Lantas, siapa Ahmad Ali dan seperti apa rekam jejaknya?
Ahmad Ali lahir di Wosu, Morowali, Sulawesi Tengah, pada 16 Mei 1969. Ia menyelesaikan pendidikan dasar hingga menengah di Wosu dan Bungku, kemudian melanjutkan studi di Universitas Tadulako pada 1993. Selama kuliah, ia aktif di Himpunan Mahasiswa Islam (HMI) cabang Palu dan Pemuda Pancasila cabang Sulawesi Tengah.

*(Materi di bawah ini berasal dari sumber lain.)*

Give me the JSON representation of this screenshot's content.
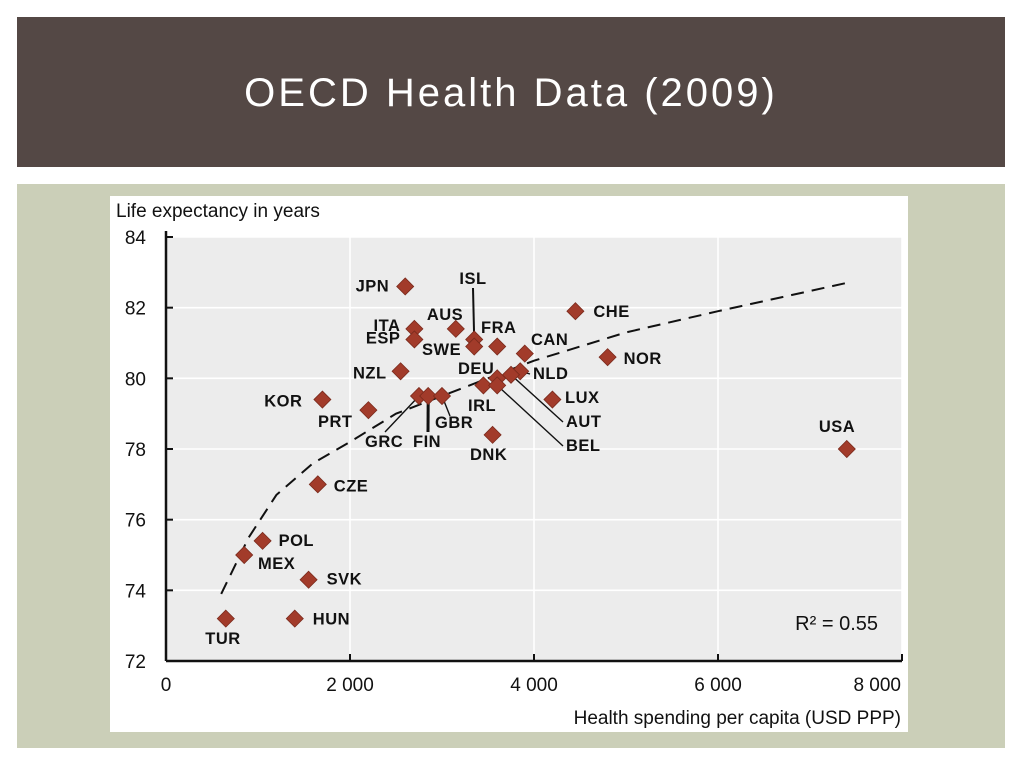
{
  "slide": {
    "title": "OECD Health Data (2009)"
  },
  "colors": {
    "title_bar": "#544845",
    "title_text": "#ffffff",
    "content_bg": "#cbcfb8",
    "plot_bg": "#ececec",
    "marker": "#a23b2a",
    "text": "#111111"
  },
  "chart_data": {
    "type": "scatter",
    "ylabel": "Life expectancy in years",
    "xlabel": "Health spending per capita (USD PPP)",
    "xlim": [
      0,
      8000
    ],
    "ylim": [
      72,
      84
    ],
    "x_ticks": [
      0,
      2000,
      4000,
      6000,
      8000
    ],
    "x_tick_labels": [
      "0",
      "2 000",
      "4 000",
      "6 000",
      "8 000"
    ],
    "y_ticks": [
      72,
      74,
      76,
      78,
      80,
      82,
      84
    ],
    "y_tick_labels": [
      "72",
      "74",
      "76",
      "78",
      "80",
      "82",
      "84"
    ],
    "grid": true,
    "annotation": "R² = 0.55",
    "trendline": {
      "style": "dashed",
      "model": "logarithmic",
      "points": [
        [
          600,
          73.9
        ],
        [
          900,
          75.5
        ],
        [
          1200,
          76.7
        ],
        [
          1600,
          77.6
        ],
        [
          2000,
          78.2
        ],
        [
          2500,
          79.0
        ],
        [
          3000,
          79.5
        ],
        [
          3500,
          80.0
        ],
        [
          4000,
          80.5
        ],
        [
          5000,
          81.3
        ],
        [
          6000,
          81.9
        ],
        [
          7400,
          82.7
        ]
      ]
    },
    "points": [
      {
        "label": "JPN",
        "x": 2600,
        "y": 82.6
      },
      {
        "label": "ISL",
        "x": 3350,
        "y": 81.1
      },
      {
        "label": "AUS",
        "x": 3150,
        "y": 81.4
      },
      {
        "label": "ITA",
        "x": 2700,
        "y": 81.4
      },
      {
        "label": "ESP",
        "x": 2700,
        "y": 81.1
      },
      {
        "label": "SWE",
        "x": 3350,
        "y": 80.9
      },
      {
        "label": "FRA",
        "x": 3600,
        "y": 80.9
      },
      {
        "label": "CHE",
        "x": 4450,
        "y": 81.9
      },
      {
        "label": "CAN",
        "x": 3900,
        "y": 80.7
      },
      {
        "label": "NOR",
        "x": 4800,
        "y": 80.6
      },
      {
        "label": "NZL",
        "x": 2550,
        "y": 80.2
      },
      {
        "label": "DEU",
        "x": 3600,
        "y": 80.0
      },
      {
        "label": "NLD",
        "x": 3850,
        "y": 80.2
      },
      {
        "label": "KOR",
        "x": 1700,
        "y": 79.4
      },
      {
        "label": "PRT",
        "x": 2200,
        "y": 79.1
      },
      {
        "label": "GRC",
        "x": 2750,
        "y": 79.5
      },
      {
        "label": "FIN",
        "x": 2850,
        "y": 79.5
      },
      {
        "label": "GBR",
        "x": 3000,
        "y": 79.5
      },
      {
        "label": "IRL",
        "x": 3450,
        "y": 79.8
      },
      {
        "label": "LUX",
        "x": 4200,
        "y": 79.4
      },
      {
        "label": "AUT",
        "x": 3750,
        "y": 80.1
      },
      {
        "label": "BEL",
        "x": 3600,
        "y": 79.8
      },
      {
        "label": "DNK",
        "x": 3550,
        "y": 78.4
      },
      {
        "label": "USA",
        "x": 7400,
        "y": 78.0
      },
      {
        "label": "CZE",
        "x": 1650,
        "y": 77.0
      },
      {
        "label": "POL",
        "x": 1050,
        "y": 75.4
      },
      {
        "label": "MEX",
        "x": 850,
        "y": 75.0
      },
      {
        "label": "SVK",
        "x": 1550,
        "y": 74.3
      },
      {
        "label": "TUR",
        "x": 650,
        "y": 73.2
      },
      {
        "label": "HUN",
        "x": 1400,
        "y": 73.2
      }
    ]
  }
}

Sebelum terjun ke dunia politik, Ahmad Ali lebih dulu berkarier sebagai pengusaha. Ia memimpin beberapa perusahaan, seperti PT Graha Istika Utama, PT Graha Agro Utama, dan PT Graha Mining Utama. Ia juga sempat menjadi pengurus Kamar Dagang dan Industri (Kadin) Provinsi Sulawesi Tengah.

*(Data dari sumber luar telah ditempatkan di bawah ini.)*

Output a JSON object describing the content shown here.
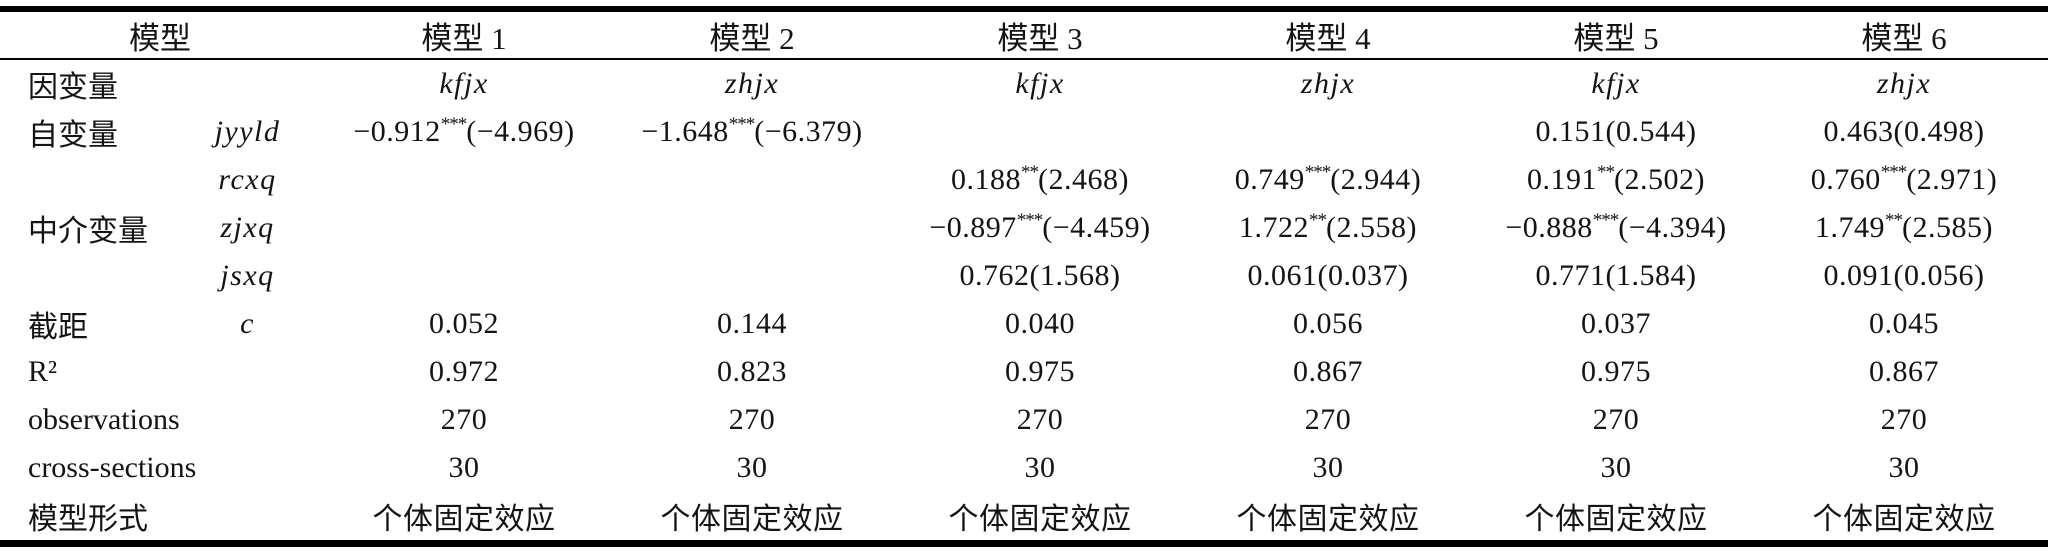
{
  "table": {
    "header": [
      "模型",
      "模型 1",
      "模型 2",
      "模型 3",
      "模型 4",
      "模型 5",
      "模型 6"
    ],
    "rows": [
      {
        "label": "因变量",
        "sub": "",
        "italic_cells": true,
        "cells": [
          "kfjx",
          "zhjx",
          "kfjx",
          "zhjx",
          "kfjx",
          "zhjx"
        ]
      },
      {
        "label": "自变量",
        "sub": "jyyld",
        "cells": [
          "−0.912***(−4.969)",
          "−1.648***(−6.379)",
          "",
          "",
          "0.151(0.544)",
          "0.463(0.498)"
        ]
      },
      {
        "label": "",
        "sub": "rcxq",
        "cells": [
          "",
          "",
          "0.188**(2.468)",
          "0.749***(2.944)",
          "0.191**(2.502)",
          "0.760***(2.971)"
        ]
      },
      {
        "label": "中介变量",
        "sub": "zjxq",
        "cells": [
          "",
          "",
          "−0.897***(−4.459)",
          "1.722**(2.558)",
          "−0.888***(−4.394)",
          "1.749**(2.585)"
        ]
      },
      {
        "label": "",
        "sub": "jsxq",
        "cells": [
          "",
          "",
          "0.762(1.568)",
          "0.061(0.037)",
          "0.771(1.584)",
          "0.091(0.056)"
        ]
      },
      {
        "label": "截距",
        "sub": "c",
        "cells": [
          "0.052",
          "0.144",
          "0.040",
          "0.056",
          "0.037",
          "0.045"
        ]
      },
      {
        "label": "R²",
        "sub": "",
        "cells": [
          "0.972",
          "0.823",
          "0.975",
          "0.867",
          "0.975",
          "0.867"
        ]
      },
      {
        "label": "observations",
        "sub": "",
        "cells": [
          "270",
          "270",
          "270",
          "270",
          "270",
          "270"
        ]
      },
      {
        "label": "cross-sections",
        "sub": "",
        "cells": [
          "30",
          "30",
          "30",
          "30",
          "30",
          "30"
        ]
      },
      {
        "label": "模型形式",
        "sub": "",
        "cells": [
          "个体固定效应",
          "个体固定效应",
          "个体固定效应",
          "个体固定效应",
          "个体固定效应",
          "个体固定效应"
        ]
      }
    ]
  },
  "colors": {
    "text": "#141414",
    "rule": "#000000",
    "background": "#ffffff"
  }
}
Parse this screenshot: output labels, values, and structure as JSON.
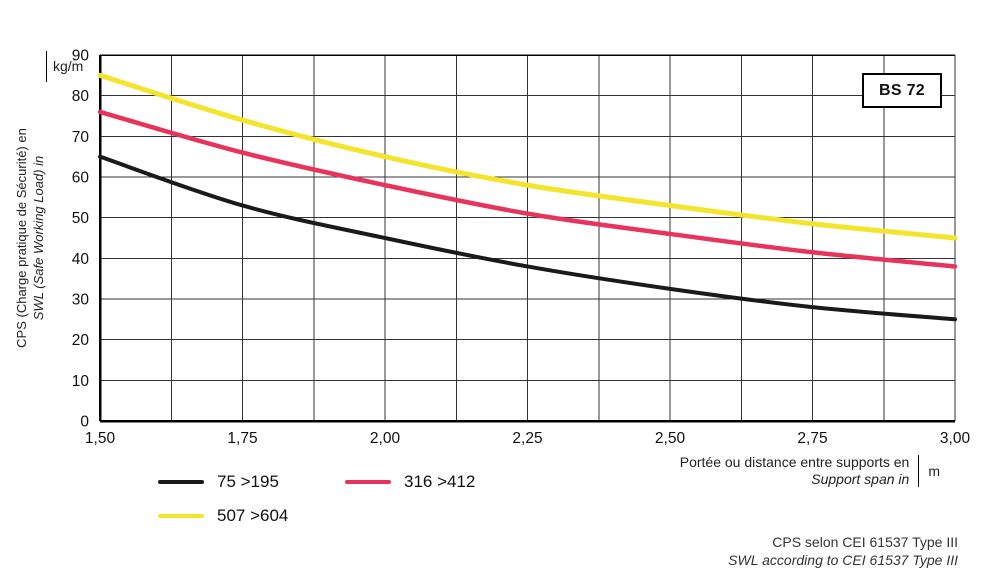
{
  "chart_data": {
    "type": "line",
    "title": "",
    "x": [
      1.5,
      1.75,
      2.0,
      2.25,
      2.5,
      2.75,
      3.0
    ],
    "series": [
      {
        "name": "75 >195",
        "color": "#1a1a1a",
        "values": [
          65,
          53,
          45,
          38,
          32.5,
          28,
          25
        ]
      },
      {
        "name": "316 >412",
        "color": "#e8345c",
        "values": [
          76,
          66,
          58,
          51,
          46,
          41.5,
          38
        ]
      },
      {
        "name": "507 >604",
        "color": "#f3e42e",
        "values": [
          85,
          74,
          65,
          58,
          53,
          48.5,
          45
        ]
      }
    ],
    "xlim": [
      1.5,
      3.0
    ],
    "ylim": [
      0,
      90
    ],
    "x_major_step": 0.25,
    "x_minor_step": 0.125,
    "y_step": 10,
    "x_tick_labels": [
      "1,50",
      "1,75",
      "2,00",
      "2,25",
      "2,50",
      "2,75",
      "3,00"
    ],
    "y_tick_labels": [
      "0",
      "10",
      "20",
      "30",
      "40",
      "50",
      "60",
      "70",
      "80",
      "90"
    ],
    "grid": true,
    "grid_color": "#333333",
    "legend_position": "bottom-left",
    "background": "#ffffff"
  },
  "labels": {
    "badge": "BS 72",
    "y_axis_line1": "CPS (Charge pratique de Sécurité) en",
    "y_axis_line2": "SWL (Safe Working Load) in",
    "y_axis_unit": "kg/m",
    "x_axis_line1": "Portée ou distance entre supports en",
    "x_axis_line2": "Support span in",
    "x_axis_unit": "m",
    "footer_line1": "CPS selon CEI 61537 Type III",
    "footer_line2": "SWL according to CEI 61537 Type III"
  }
}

Karier politik Ahmad Ali dimulai pada 2009 ketika ia terpilih menjadi anggota DPRD Kabupaten Morowali. Ia kemudian bergabung dengan Partai NasDem dan menjabat sebagai Ketua Dewan Pimpinan Wilayah (DPW) NasDem Sulawesi Tengah periode 2013-2018.
Pada Pemilu 2019, Ahmad Ali berhasil melangkah ke Senayan sebagai anggota DPR RI mewakili daerah pemilihan Sulawesi Tengah. Ia juga dipercaya sebagai Bendahara Umum NasDem sebelum akhirnya diangkat menjadi Wakil Ketua Umum Partai NasDem untuk periode 2019-2024.

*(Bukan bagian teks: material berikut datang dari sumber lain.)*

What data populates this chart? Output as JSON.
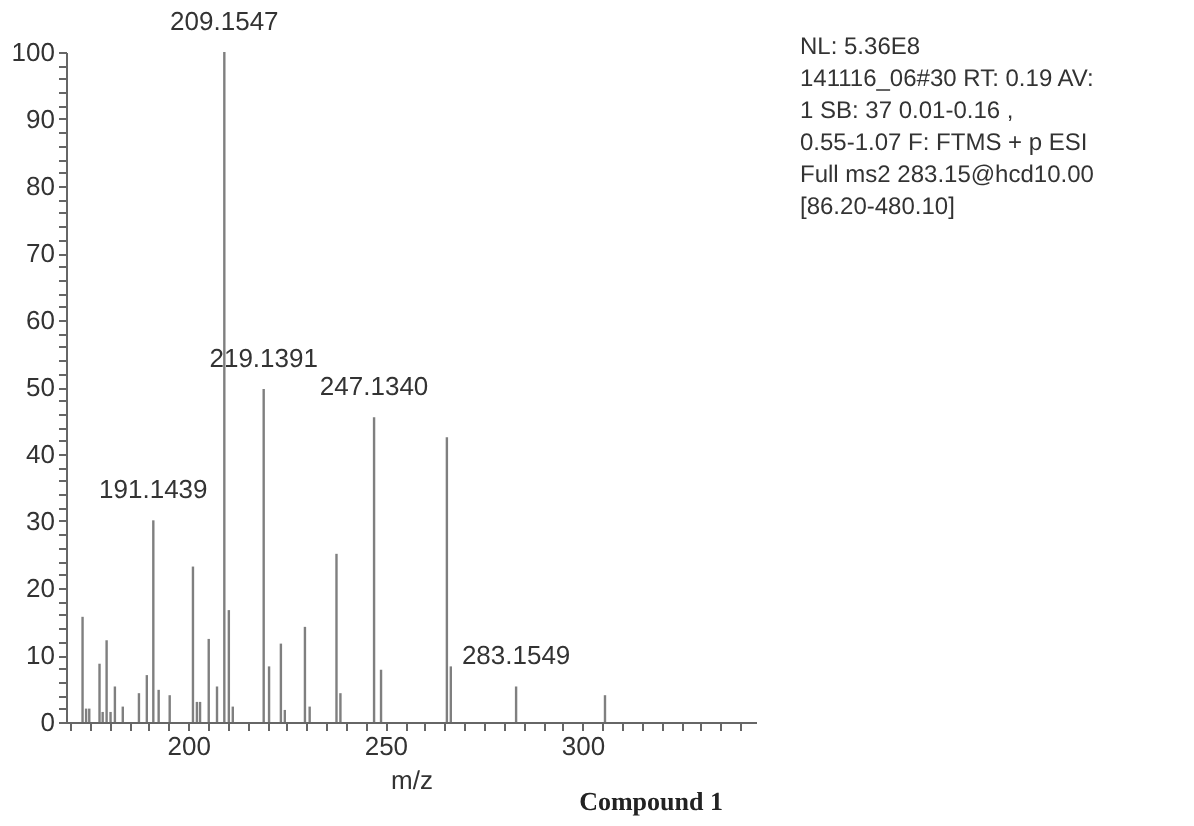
{
  "chart_data": {
    "type": "bar",
    "xlabel": "m/z",
    "x": [
      173.2,
      174.1,
      174.9,
      177.5,
      178.3,
      179.3,
      180.3,
      181.4,
      183.4,
      187.5,
      189.5,
      191.1439,
      192.5,
      195.3,
      201.2,
      202.2,
      203,
      205.2,
      207.3,
      209.1547,
      210.3,
      211.3,
      219.1391,
      220.5,
      223.5,
      224.5,
      229.6,
      230.8,
      237.6,
      238.6,
      247.134,
      248.9,
      265.6,
      266.6,
      283.1549,
      305.7
    ],
    "series": [
      {
        "color": "#7f7f7f",
        "values": [
          15.7,
          2,
          2,
          8.7,
          1.5,
          12.2,
          1.5,
          5.3,
          2.3,
          4.3,
          7,
          30.1,
          4.8,
          4,
          23.2,
          3,
          3,
          12.4,
          5.3,
          100,
          16.7,
          2.3,
          49.7,
          8.3,
          11.7,
          1.8,
          14.2,
          2.3,
          25.1,
          4.3,
          45.5,
          7.8,
          42.5,
          8.3,
          5.3,
          4
        ]
      }
    ],
    "xlim": [
      169,
      344
    ],
    "xticks": [
      {
        "value": 170,
        "label": null
      },
      {
        "value": 175,
        "label": null
      },
      {
        "value": 180,
        "label": null
      },
      {
        "value": 185,
        "label": null
      },
      {
        "value": 190,
        "label": null
      },
      {
        "value": 195,
        "label": null
      },
      200,
      {
        "value": 205,
        "label": null
      },
      {
        "value": 210,
        "label": null
      },
      {
        "value": 215,
        "label": null
      },
      {
        "value": 220,
        "label": null
      },
      {
        "value": 225,
        "label": null
      },
      {
        "value": 230,
        "label": null
      },
      {
        "value": 235,
        "label": null
      },
      {
        "value": 240,
        "label": null
      },
      {
        "value": 245,
        "label": null
      },
      250,
      {
        "value": 255,
        "label": null
      },
      {
        "value": 260,
        "label": null
      },
      {
        "value": 265,
        "label": null
      },
      {
        "value": 270,
        "label": null
      },
      {
        "value": 275,
        "label": null
      },
      {
        "value": 280,
        "label": null
      },
      {
        "value": 285,
        "label": null
      },
      {
        "value": 290,
        "label": null
      },
      {
        "value": 295,
        "label": null
      },
      300,
      {
        "value": 305,
        "label": null
      },
      {
        "value": 310,
        "label": null
      },
      {
        "value": 315,
        "label": null
      },
      {
        "value": 320,
        "label": null
      },
      {
        "value": 325,
        "label": null
      },
      {
        "value": 330,
        "label": null
      },
      {
        "value": 335,
        "label": null
      },
      {
        "value": 340,
        "label": null
      }
    ],
    "ylim": [
      0,
      100
    ],
    "yticks": [
      0,
      {
        "value": 2,
        "label": null
      },
      {
        "value": 4,
        "label": null
      },
      {
        "value": 6,
        "label": null
      },
      {
        "value": 8,
        "label": null
      },
      10,
      {
        "value": 12,
        "label": null
      },
      {
        "value": 14,
        "label": null
      },
      {
        "value": 16,
        "label": null
      },
      {
        "value": 18,
        "label": null
      },
      20,
      {
        "value": 22,
        "label": null
      },
      {
        "value": 24,
        "label": null
      },
      {
        "value": 26,
        "label": null
      },
      {
        "value": 28,
        "label": null
      },
      30,
      {
        "value": 32,
        "label": null
      },
      {
        "value": 34,
        "label": null
      },
      {
        "value": 36,
        "label": null
      },
      {
        "value": 38,
        "label": null
      },
      40,
      {
        "value": 42,
        "label": null
      },
      {
        "value": 44,
        "label": null
      },
      {
        "value": 46,
        "label": null
      },
      {
        "value": 48,
        "label": null
      },
      50,
      {
        "value": 52,
        "label": null
      },
      {
        "value": 54,
        "label": null
      },
      {
        "value": 56,
        "label": null
      },
      {
        "value": 58,
        "label": null
      },
      60,
      {
        "value": 62,
        "label": null
      },
      {
        "value": 64,
        "label": null
      },
      {
        "value": 66,
        "label": null
      },
      {
        "value": 68,
        "label": null
      },
      70,
      {
        "value": 72,
        "label": null
      },
      {
        "value": 74,
        "label": null
      },
      {
        "value": 76,
        "label": null
      },
      {
        "value": 78,
        "label": null
      },
      80,
      {
        "value": 82,
        "label": null
      },
      {
        "value": 84,
        "label": null
      },
      {
        "value": 86,
        "label": null
      },
      {
        "value": 88,
        "label": null
      },
      90,
      {
        "value": 92,
        "label": null
      },
      {
        "value": 94,
        "label": null
      },
      {
        "value": 96,
        "label": null
      },
      {
        "value": 98,
        "label": null
      },
      100
    ],
    "annotations": [
      {
        "text": "191.1439",
        "x": 191.1439,
        "y": 30.1
      },
      {
        "text": "209.1547",
        "x": 209.1547,
        "y": 100
      },
      {
        "text": "219.1391",
        "x": 219.1391,
        "y": 49.7
      },
      {
        "text": "247.1340",
        "x": 247.134,
        "y": 45.5
      },
      {
        "text": "283.1549",
        "x": 283.1549,
        "y": 5.3
      },
      "NL: 5.36E8",
      "141116_06#30  RT: 0.19  AV:",
      "1 SB: 37  0.01-0.16  ,",
      "0.55-1.07 F: FTMS + p ESI",
      "Full ms2 283.15@hcd10.00",
      "[86.20-480.10]",
      "Compound 1"
    ]
  }
}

Sebagai informasi, Rita Widyasari terbukti menerima gratifikasi Rp 110 miliar terkait perizinan proyek di Kutai Kartanegara dari beberapa perusahaan tambang yang beroperasi di wilayah tersebut.
Ia disebut menetapkan tarif USD 3,3-5 per metrik ton batu bara yang dieksplorasi oleh perusahaan-perusahaan tersebut. Selain itu, Rita juga tengah diselidiki dalam dugaan tindak pidana pencucian uang (TPPU).
Pada 2018, majelis hakim Pengadilan Tipikor Jakarta Pusat menjatuhkan vonis 10 tahun penjara kepada Rita. Ia juga dikenai denda Rp600 juta subsider 6 bulan kurungan serta pencabutan hak politik selama 5 tahun.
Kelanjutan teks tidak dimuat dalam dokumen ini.